Joan hated deviled eggs.
She didn’t mind eating them. In fact, she found them quite tasty. Nice and soft, sweet, creamy with a hint of paprika and a slight bite…
It was the preparation that she hated.
All the work of boiling the egg to perfection – not too long, it couldn’t be too hard, and not too short, it couldn’t be runny – was a nuisance. Peeling it, such that it was a perfect little oval, no nicks or scratches, was damn near impossible. Then to carefully halve the white, scoop out the yolk without getting any white in it, then mash the yolk with mayonnaise and mustard and salt and pepper and just the tiniest bit of hot sauce – not too much, but balancing the amount was so difficult with different sizes of yolks and different numbers of eggs prepared. If it wasn’t four dozen eggs, her hot sauce measurement just went right out the window.
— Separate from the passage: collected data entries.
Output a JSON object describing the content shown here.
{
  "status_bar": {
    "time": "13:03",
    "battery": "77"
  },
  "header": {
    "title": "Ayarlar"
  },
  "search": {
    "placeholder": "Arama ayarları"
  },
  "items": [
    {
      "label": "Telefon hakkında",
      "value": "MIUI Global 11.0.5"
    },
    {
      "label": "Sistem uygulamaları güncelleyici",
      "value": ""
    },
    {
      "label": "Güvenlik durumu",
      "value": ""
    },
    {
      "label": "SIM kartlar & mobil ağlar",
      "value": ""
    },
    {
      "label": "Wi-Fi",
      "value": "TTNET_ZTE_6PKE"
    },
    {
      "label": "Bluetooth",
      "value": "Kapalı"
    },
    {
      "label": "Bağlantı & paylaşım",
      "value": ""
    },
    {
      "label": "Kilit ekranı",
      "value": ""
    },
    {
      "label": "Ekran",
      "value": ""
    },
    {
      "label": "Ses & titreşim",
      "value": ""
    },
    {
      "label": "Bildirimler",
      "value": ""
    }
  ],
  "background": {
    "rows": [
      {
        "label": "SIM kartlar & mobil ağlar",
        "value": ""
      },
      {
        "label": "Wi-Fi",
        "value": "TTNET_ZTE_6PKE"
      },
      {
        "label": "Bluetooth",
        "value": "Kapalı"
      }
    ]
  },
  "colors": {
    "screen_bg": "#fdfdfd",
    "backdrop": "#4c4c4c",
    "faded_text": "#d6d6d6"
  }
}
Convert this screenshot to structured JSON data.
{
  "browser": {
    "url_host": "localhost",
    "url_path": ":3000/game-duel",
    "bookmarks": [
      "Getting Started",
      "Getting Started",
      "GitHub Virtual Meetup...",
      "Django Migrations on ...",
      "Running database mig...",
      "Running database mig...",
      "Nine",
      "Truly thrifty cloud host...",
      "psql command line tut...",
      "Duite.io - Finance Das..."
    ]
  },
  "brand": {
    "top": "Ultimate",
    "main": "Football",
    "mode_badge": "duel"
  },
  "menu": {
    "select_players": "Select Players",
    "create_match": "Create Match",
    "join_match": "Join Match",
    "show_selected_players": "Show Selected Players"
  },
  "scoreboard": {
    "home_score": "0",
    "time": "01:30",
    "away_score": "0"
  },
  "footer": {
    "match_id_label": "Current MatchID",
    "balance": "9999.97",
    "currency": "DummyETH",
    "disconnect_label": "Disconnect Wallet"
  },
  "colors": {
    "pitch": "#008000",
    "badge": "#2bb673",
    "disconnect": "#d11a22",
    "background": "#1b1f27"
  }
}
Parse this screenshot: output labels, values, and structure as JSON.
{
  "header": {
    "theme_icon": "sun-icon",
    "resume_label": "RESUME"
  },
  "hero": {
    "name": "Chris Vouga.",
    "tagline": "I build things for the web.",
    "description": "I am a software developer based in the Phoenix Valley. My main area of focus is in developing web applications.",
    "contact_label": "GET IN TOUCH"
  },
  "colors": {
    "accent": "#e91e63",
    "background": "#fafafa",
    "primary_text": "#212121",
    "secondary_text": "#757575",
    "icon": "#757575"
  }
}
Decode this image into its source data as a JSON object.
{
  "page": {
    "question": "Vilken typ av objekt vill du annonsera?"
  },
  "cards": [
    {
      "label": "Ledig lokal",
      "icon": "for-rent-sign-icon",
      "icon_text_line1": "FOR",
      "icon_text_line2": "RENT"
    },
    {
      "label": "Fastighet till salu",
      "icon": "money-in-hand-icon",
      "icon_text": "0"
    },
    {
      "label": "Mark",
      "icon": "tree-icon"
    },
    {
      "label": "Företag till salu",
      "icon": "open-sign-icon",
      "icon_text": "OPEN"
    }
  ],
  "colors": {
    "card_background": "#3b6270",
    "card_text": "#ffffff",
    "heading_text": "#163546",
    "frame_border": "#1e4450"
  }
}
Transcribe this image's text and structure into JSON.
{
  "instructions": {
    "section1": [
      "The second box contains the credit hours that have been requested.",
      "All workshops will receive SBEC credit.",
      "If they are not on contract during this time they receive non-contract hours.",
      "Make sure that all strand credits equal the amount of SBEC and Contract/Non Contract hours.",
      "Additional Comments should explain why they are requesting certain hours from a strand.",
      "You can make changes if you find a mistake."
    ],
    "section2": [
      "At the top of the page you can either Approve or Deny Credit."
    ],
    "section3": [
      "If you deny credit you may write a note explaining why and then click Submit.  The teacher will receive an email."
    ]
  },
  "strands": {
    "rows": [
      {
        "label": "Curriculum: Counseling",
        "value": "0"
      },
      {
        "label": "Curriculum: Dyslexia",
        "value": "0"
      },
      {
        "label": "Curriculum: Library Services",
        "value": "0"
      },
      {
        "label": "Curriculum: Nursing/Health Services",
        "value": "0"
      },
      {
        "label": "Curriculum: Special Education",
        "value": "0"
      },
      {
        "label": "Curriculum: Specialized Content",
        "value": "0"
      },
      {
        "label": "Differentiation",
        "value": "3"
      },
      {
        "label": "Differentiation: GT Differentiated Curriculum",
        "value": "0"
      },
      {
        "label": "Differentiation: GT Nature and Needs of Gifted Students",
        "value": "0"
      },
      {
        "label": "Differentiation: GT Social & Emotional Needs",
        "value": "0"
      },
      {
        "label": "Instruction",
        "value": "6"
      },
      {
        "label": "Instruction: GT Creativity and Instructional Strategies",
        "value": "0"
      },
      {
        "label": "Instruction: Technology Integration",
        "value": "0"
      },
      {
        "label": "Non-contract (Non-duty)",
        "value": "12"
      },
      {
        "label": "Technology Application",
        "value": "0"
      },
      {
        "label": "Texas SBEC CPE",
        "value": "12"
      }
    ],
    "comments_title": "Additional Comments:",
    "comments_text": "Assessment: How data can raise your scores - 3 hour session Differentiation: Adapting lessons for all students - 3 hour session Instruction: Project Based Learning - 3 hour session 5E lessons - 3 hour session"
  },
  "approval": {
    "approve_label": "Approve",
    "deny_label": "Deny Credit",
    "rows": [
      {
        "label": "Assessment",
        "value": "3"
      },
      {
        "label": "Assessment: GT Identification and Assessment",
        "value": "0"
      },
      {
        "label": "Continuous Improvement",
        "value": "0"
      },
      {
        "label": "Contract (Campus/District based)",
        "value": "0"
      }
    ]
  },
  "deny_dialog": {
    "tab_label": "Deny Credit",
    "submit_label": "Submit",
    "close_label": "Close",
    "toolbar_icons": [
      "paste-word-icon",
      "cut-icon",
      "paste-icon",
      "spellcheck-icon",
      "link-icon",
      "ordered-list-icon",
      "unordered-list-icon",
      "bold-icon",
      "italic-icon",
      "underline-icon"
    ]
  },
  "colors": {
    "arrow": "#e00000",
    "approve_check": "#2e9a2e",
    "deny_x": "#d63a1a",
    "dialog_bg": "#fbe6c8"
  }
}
Then you had to mash mash mash, and Joan couldn’t help but think of the yolk as the potential baby chicken, then as a potential baby. Mashing a little thing, completely innocent and unaware and non-existent, but still a potential. Now it was no potential other than an amuse-bouche.
Then it was scooped into the piping bag and squeezed it out onto the waiting whites, filling them before mounding the goo up just a little – not too much, but not skimpy, either. Making sure the little ridges were perfectly intact from the piping bag’s star tip.
Finally, sprinkling the paprika. It was her least favourite part, because it was the one that could go the most wrong. Too little, and you’d need to dust a little more, but that meant ever greater risk of too much, when you’d have just a clump of red, and the thing would be ruined.
Deviled eggs were such a fine balance of madness that she despised any time someone asked for them. “But your deviled eggs are just divine,” Joan’s friends would tell her when she complained. “You’re so good. You should open a business.” A business of just deviled eggs? she thought. Sounds like hell.
But Maria had asked, begged for some. A party for her husband’s work. Joan was invited, too, of course. Not Joan’s boyfriend, because that wouldn’t reflect well on Maria’s husband, but if Joan really wanted, then she, Maria, would supply some fake wedding rings.
Joan couldn’t refuse her friend. And so she took the five cartons of eggs – a few were always lost in the making – filled the pot, and turned the knob to get it boiling.